As consumers demand greater transparency about the foods they consume, organic certifications and regulations have become more important than ever. India is looking to increase organic production of foods by implementing organic certification regulations as well as implementing an organic seed verification system. Multiple countries, such as the US and countries within the EU, continue to regulate food labelling claims such as organic, ‘non-GMO’ and other labels that provide signals to consumers of how certain foods are produced. This trend is likely to continue in a world where consumers are becoming increasingly aware of how their food is produced.

The push for greater transparency intersects with increased attention on food safety. The US and Canada have both undergone extensive revision of their food safety regulatory programmes. The US’s Food and Drug Administration, which regulates 80 per cent of the US food supply, has shifted its focus from responding to food safety issues after they occur to preventing food safety events from occurring in the first place, and the US’s Food and Drug Administration also requires foods imported into the US to be produced and manufactured in accordance with US food safety regulations. In that vein, Canada’s Safe Food for Canadians Regulations overhauled Canada’s food safety regulations to streamline the prior food safety regulatory system, while also aligning with US food safety regulations.
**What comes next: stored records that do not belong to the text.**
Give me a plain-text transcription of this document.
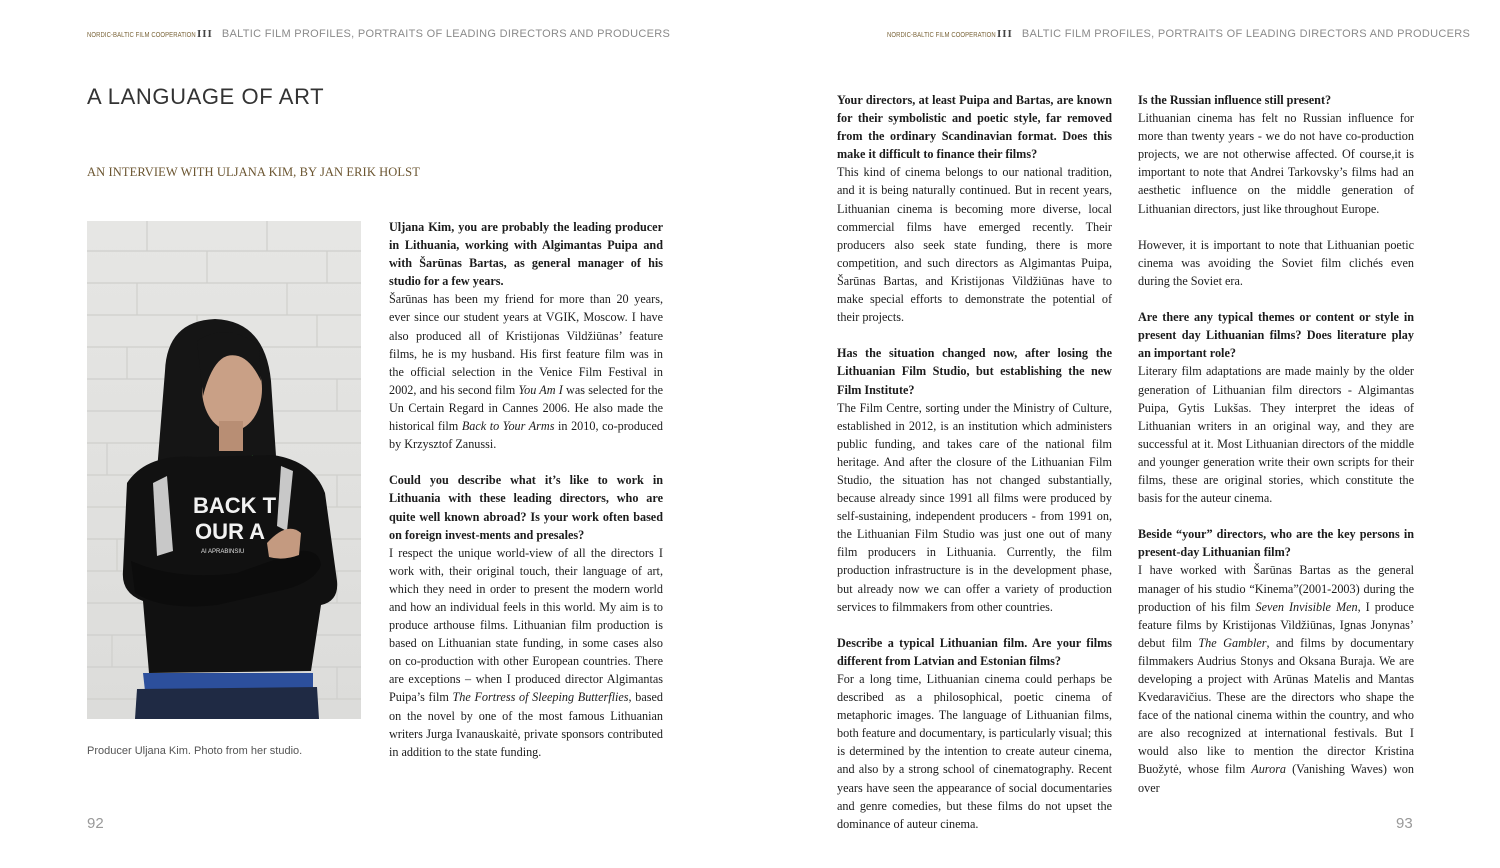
NORDIC-BALTIC FILM COOPERATION III BALTIC FILM PROFILES, PORTRAITS OF LEADING DIRECTORS AND PRODUCERS
A LANGUAGE OF ART
AN INTERVIEW WITH ULJANA KIM, BY JAN ERIK HOLST
BACK T
OUR A
AI APRABINSIU
Producer Uljana Kim. Photo from her studio.

Uljana Kim, you are probably the leading producer in Lithuania, working with Algimantas Puipa and with Šarūnas Bartas, as general manager of his studio for a few years.

Šarūnas has been my friend for more than 20 years, ever since our student years at VGIK, Moscow. I have also produced all of Kristijonas Vildžiūnas’ feature films, he is my husband. His first feature film was in the official selection in the Venice Film Festival in 2002, and his second film You Am I was selected for the Un Certain Regard in Cannes 2006. He also made the historical film Back to Your Arms in 2010, co-produced by Krzysztof Zanussi.

Could you describe what it’s like to work in Lithuania with these leading directors, who are quite well known abroad? Is your work often based on foreign invest-ments and presales?

I respect the unique world-view of all the directors I work with, their original touch, their language of art, which they need in order to present the modern world and how an individual feels in this world. My aim is to produce arthouse films. Lithuanian film production is based on Lithuanian state funding, in some cases also on co-production with other European countries. There are exceptions – when I produced director Algimantas Puipa’s film The Fortress of Sleeping Butterflies, based on the novel by one of the most famous Lithuanian writers Jurga Ivanauskaitė, private sponsors contributed in addition to the state funding.

92
NORDIC-BALTIC FILM COOPERATION III BALTIC FILM PROFILES, PORTRAITS OF LEADING DIRECTORS AND PRODUCERS

Your directors, at least Puipa and Bartas, are known for their symbolistic and poetic style, far removed from the ordinary Scandinavian format. Does this make it difficult to finance their films?

This kind of cinema belongs to our national tradition, and it is being naturally continued. But in recent years, Lithuanian cinema is becoming more diverse, local commercial films have emerged recently. Their producers also seek state funding, there is more competition, and such directors as Algimantas Puipa, Šarūnas Bartas, and Kristijonas Vildžiūnas have to make special efforts to demonstrate the potential of their projects.

Has the situation changed now, after losing the Lithuanian Film Studio, but establishing the new Film Institute?

The Film Centre, sorting under the Ministry of Culture, established in 2012, is an institution which administers public funding, and takes care of the national film heritage. And after the closure of the Lithuanian Film Studio, the situation has not changed substantially, because already since 1991 all films were produced by self-sustaining, independent producers - from 1991 on, the Lithuanian Film Studio was just one out of many film producers in Lithuania. Currently, the film production infrastructure is in the development phase, but already now we can offer a variety of production services to filmmakers from other countries.

Describe a typical Lithuanian film. Are your films different from Latvian and Estonian films?

For a long time, Lithuanian cinema could perhaps be described as a philosophical, poetic cinema of metaphoric images. The language of Lithuanian films, both feature and documentary, is particularly visual; this is determined by the intention to create auteur cinema, and also by a strong school of cinematography. Recent years have seen the appearance of social documentaries and genre comedies, but these films do not upset the dominance of auteur cinema.

Is the Russian influence still present?

Lithuanian cinema has felt no Russian influence for more than twenty years - we do not have co-production projects, we are not otherwise affected. Of course,it is important to note that Andrei Tarkovsky’s films had an aesthetic influence on the middle generation of Lithuanian directors, just like throughout Europe.

However, it is important to note that Lithuanian poetic cinema was avoiding the Soviet film clichés even during the Soviet era.

Are there any typical themes or content or style in present day Lithuanian films? Does literature play an important role?

Literary film adaptations are made mainly by the older generation of Lithuanian film directors - Algimantas Puipa, Gytis Lukšas. They interpret the ideas of Lithuanian writers in an original way, and they are successful at it. Most Lithuanian directors of the middle and younger generation write their own scripts for their films, these are original stories, which constitute the basis for the auteur cinema.

Beside “your” directors, who are the key persons in present-day Lithuanian film?

I have worked with Šarūnas Bartas as the general manager of his studio “Kinema”(2001-2003) during the production of his film Seven Invisible Men, I produce feature films by Kristijonas Vildžiūnas, Ignas Jonynas’ debut film The Gambler, and films by documentary filmmakers Audrius Stonys and Oksana Buraja. We are developing a project with Arūnas Matelis and Mantas Kvedaravičius. These are the directors who shape the face of the national cinema within the country, and who are also recognized at international festivals. But I would also like to mention the director Kristina Buožytė, whose film Aurora (Vanishing Waves) won over

93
Economic conditions will almost certainly affect whether the agricultural sector thrives or shrinks in the coming decades. While economic growth has been steady in recent years, in late 2019 the International Monetary Fund’s managing director warned of a coming global slowdown expected to affect 90 per cent of the world. She noted that emerging economies like India are expected to feel the effects most strongly. In a complex world, where food is a necessity, environmental, economic, technological and political factors affect food production and supply. Those in the food and agribusiness sector would be well advised to keep their finger on the pulse of these issues.